10. The method of claim 1, wherein the oxygen uptake rate of the microbial culture is 1-150 mmol O₂/L/hr.

11. The method of claim 1, wherein the ethanol concentration in the off-gas is 50-750 ppm.

12. The method of claim 1, wherein the ethanol concentration in the off-gas is 100-200 ppm.

13. The method of claim 1, wherein the ethanol concentration in the off-gas is 200-300 ppm.

14. The method of claim 1, wherein the ethanol concentration in the off-gas is 250-350 ppm.

15. The method of claim 1, wherein the ethanol concentration in the off-gas is 550-650 ppm.

16. The method of claim 1, that is maintained for 1-10, 2-9, 3-7, or 4-6 days.

17. The method of claim 1, wherein the microbial culture is prokaryotic.

18. The method of claim 1, wherein the microbial culture is eukaryotic.

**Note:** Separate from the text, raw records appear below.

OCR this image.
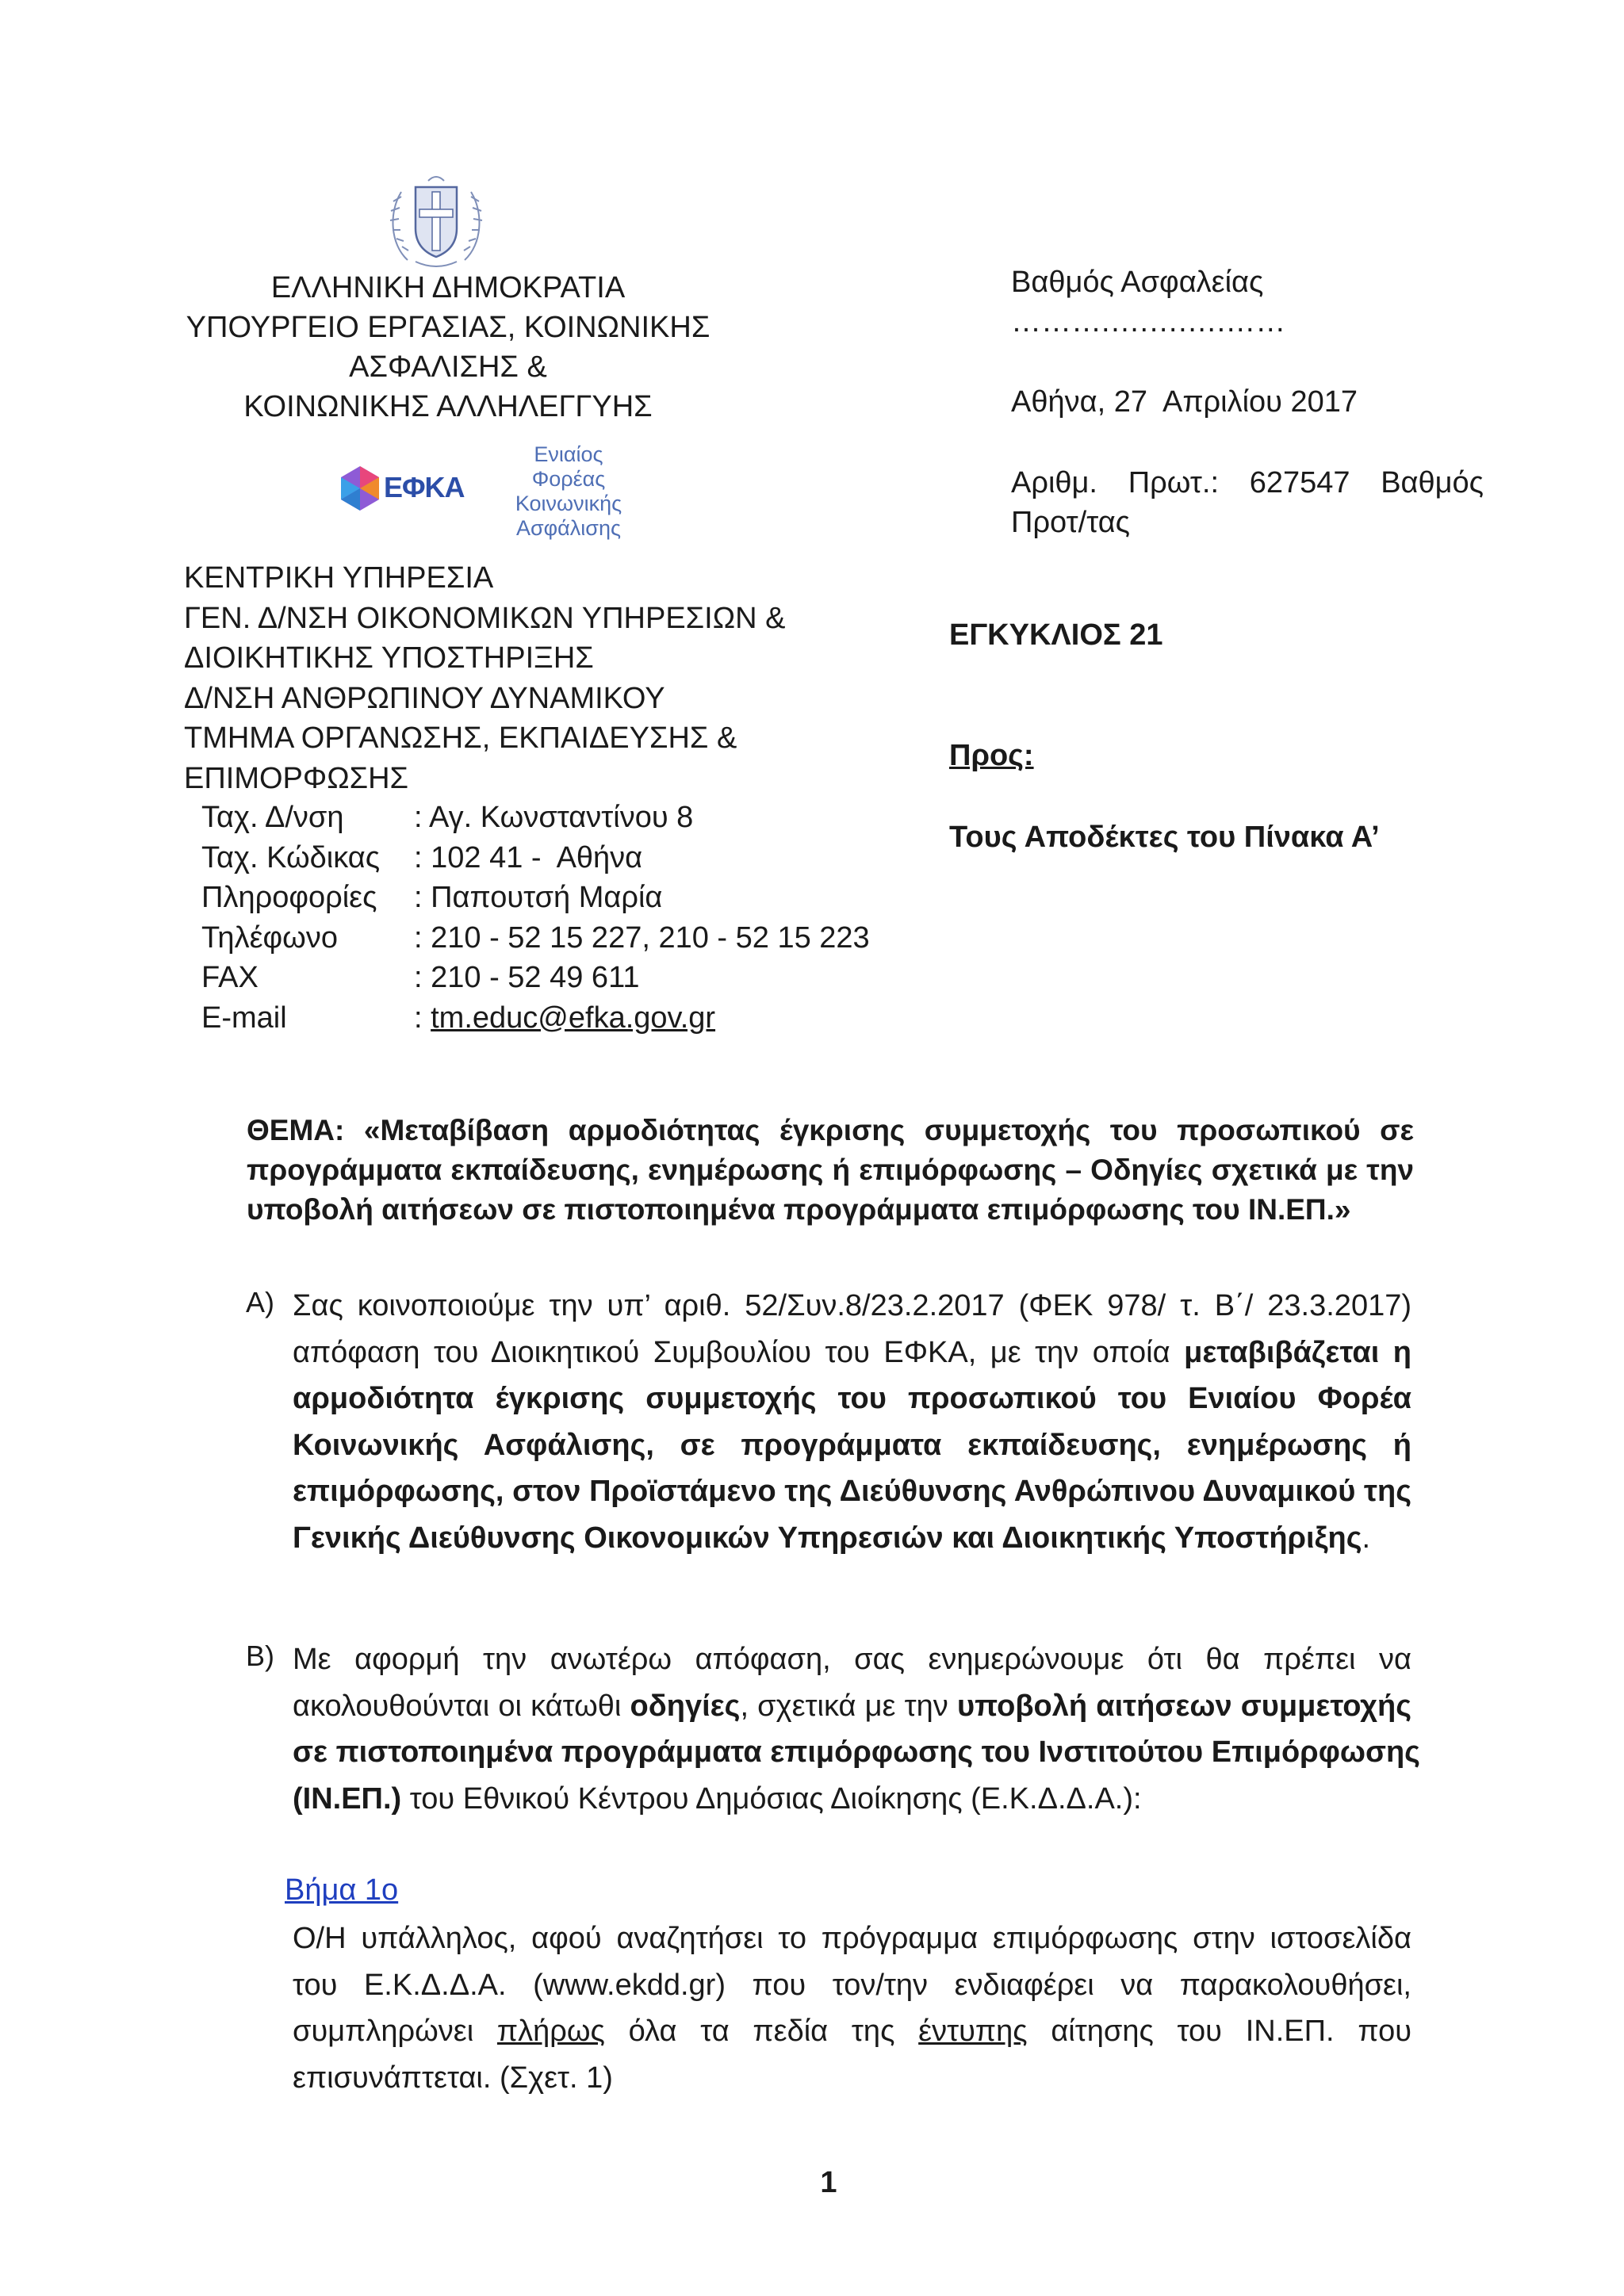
ΕΛΛΗΝΙΚΗ ΔΗΜΟΚΡΑΤΙΑ
ΥΠΟΥΡΓΕΙΟ ΕΡΓΑΣΙΑΣ, ΚΟΙΝΩΝΙΚΗΣ
ΑΣΦΑΛΙΣΗΣ &
ΚΟΙΝΩΝΙΚΗΣ ΑΛΛΗΛΕΓΓΥΗΣ
ΕΦΚΑ
Ενιαίος
Φορέας
Κοινωνικής
Ασφάλισης
ΚΕΝΤΡΙΚΗ ΥΠΗΡΕΣΙΑ
ΓΕΝ. Δ/ΝΣΗ ΟΙΚΟΝΟΜΙΚΩΝ ΥΠΗΡΕΣΙΩΝ &
ΔΙΟΙΚΗΤΙΚΗΣ ΥΠΟΣΤΗΡΙΞΗΣ
Δ/ΝΣΗ ΑΝΘΡΩΠΙΝΟΥ ΔΥΝΑΜΙΚΟΥ
ΤΜΗΜΑ ΟΡΓΑΝΩΣΗΣ, ΕΚΠΑΙΔΕΥΣΗΣ &
ΕΠΙΜΟΡΦΩΣΗΣ
Ταχ. Δ/νση	: Αγ. Κωνσταντίνου 8
Ταχ. Κώδικας	: 102 41 -  Αθήνα
Πληροφορίες	: Παπουτσή Μαρία
Τηλέφωνο	: 210 - 52 15 227, 210 - 52 15 223
FAX	: 210 - 52 49 611
E-mail	: tm.educ@efka.gov.gr
Βαθμός Ασφαλείας
……….….….….……
Αθήνα, 27  Απριλίου 2017
Αριθμ. Πρωτ.: 627547 Βαθμός
Προτ/τας
ΕΓΚΥΚΛΙΟΣ 21
Προς:
Τους Αποδέκτες του Πίνακα Α’
ΘΕΜΑ: «Μεταβίβαση αρμοδιότητας έγκρισης συμμετοχής του προσωπικού σε
προγράμματα εκπαίδευσης, ενημέρωσης ή επιμόρφωσης – Οδηγίες σχετικά με την
υποβολή αιτήσεων σε πιστοποιημένα προγράμματα επιμόρφωσης του ΙΝ.ΕΠ.»
A) Σας κοινοποιούμε την υπ’ αριθ. 52/Συν.8/23.2.2017 (ΦΕΚ 978/ τ. Β΄/ 23.3.2017)
απόφαση του Διοικητικού Συμβουλίου του ΕΦΚΑ, με την οποία μεταβιβάζεται η
αρμοδιότητα έγκρισης συμμετοχής του προσωπικού του Ενιαίου Φορέα
Κοινωνικής Ασφάλισης, σε προγράμματα εκπαίδευσης, ενημέρωσης ή
επιμόρφωσης, στον Προϊστάμενο της Διεύθυνσης Ανθρώπινου Δυναμικού της
Γενικής Διεύθυνσης Οικονομικών Υπηρεσιών και Διοικητικής Υποστήριξης.
B) Με αφορμή την ανωτέρω απόφαση, σας ενημερώνουμε ότι θα πρέπει να
ακολουθούνται οι κάτωθι οδηγίες, σχετικά με την υποβολή αιτήσεων συμμετοχής
σε πιστοποιημένα προγράμματα επιμόρφωσης του Ινστιτούτου Επιμόρφωσης
(ΙΝ.ΕΠ.) του Εθνικού Κέντρου Δημόσιας Διοίκησης (Ε.Κ.Δ.Δ.Α.):
Βήμα 1ο
Ο/Η υπάλληλος, αφού αναζητήσει το πρόγραμμα επιμόρφωσης στην ιστοσελίδα
του Ε.Κ.Δ.Δ.Α. (www.ekdd.gr) που τον/την ενδιαφέρει να παρακολουθήσει,
συμπληρώνει πλήρως όλα τα πεδία της έντυπης αίτησης του ΙΝ.ΕΠ. που
επισυνάπτεται. (Σχετ. 1)
1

19. The method of claim 1, wherein the microbial culture is yeast.

20. The method of claim 1, wherein the microbial culture is S. cerevisiae.

21. The method of claim 1, wherein the microbial culture is recombinant.

22. The method of claim 1, wherein the microbial culture produces a water-immiscible compound.

23. The method of claim 1, wherein the microbial culture produces an isoprenoid, polyketide, or fatty acid.

24. The method of claim 1, wherein the microbial culture produces a sesquiterpene.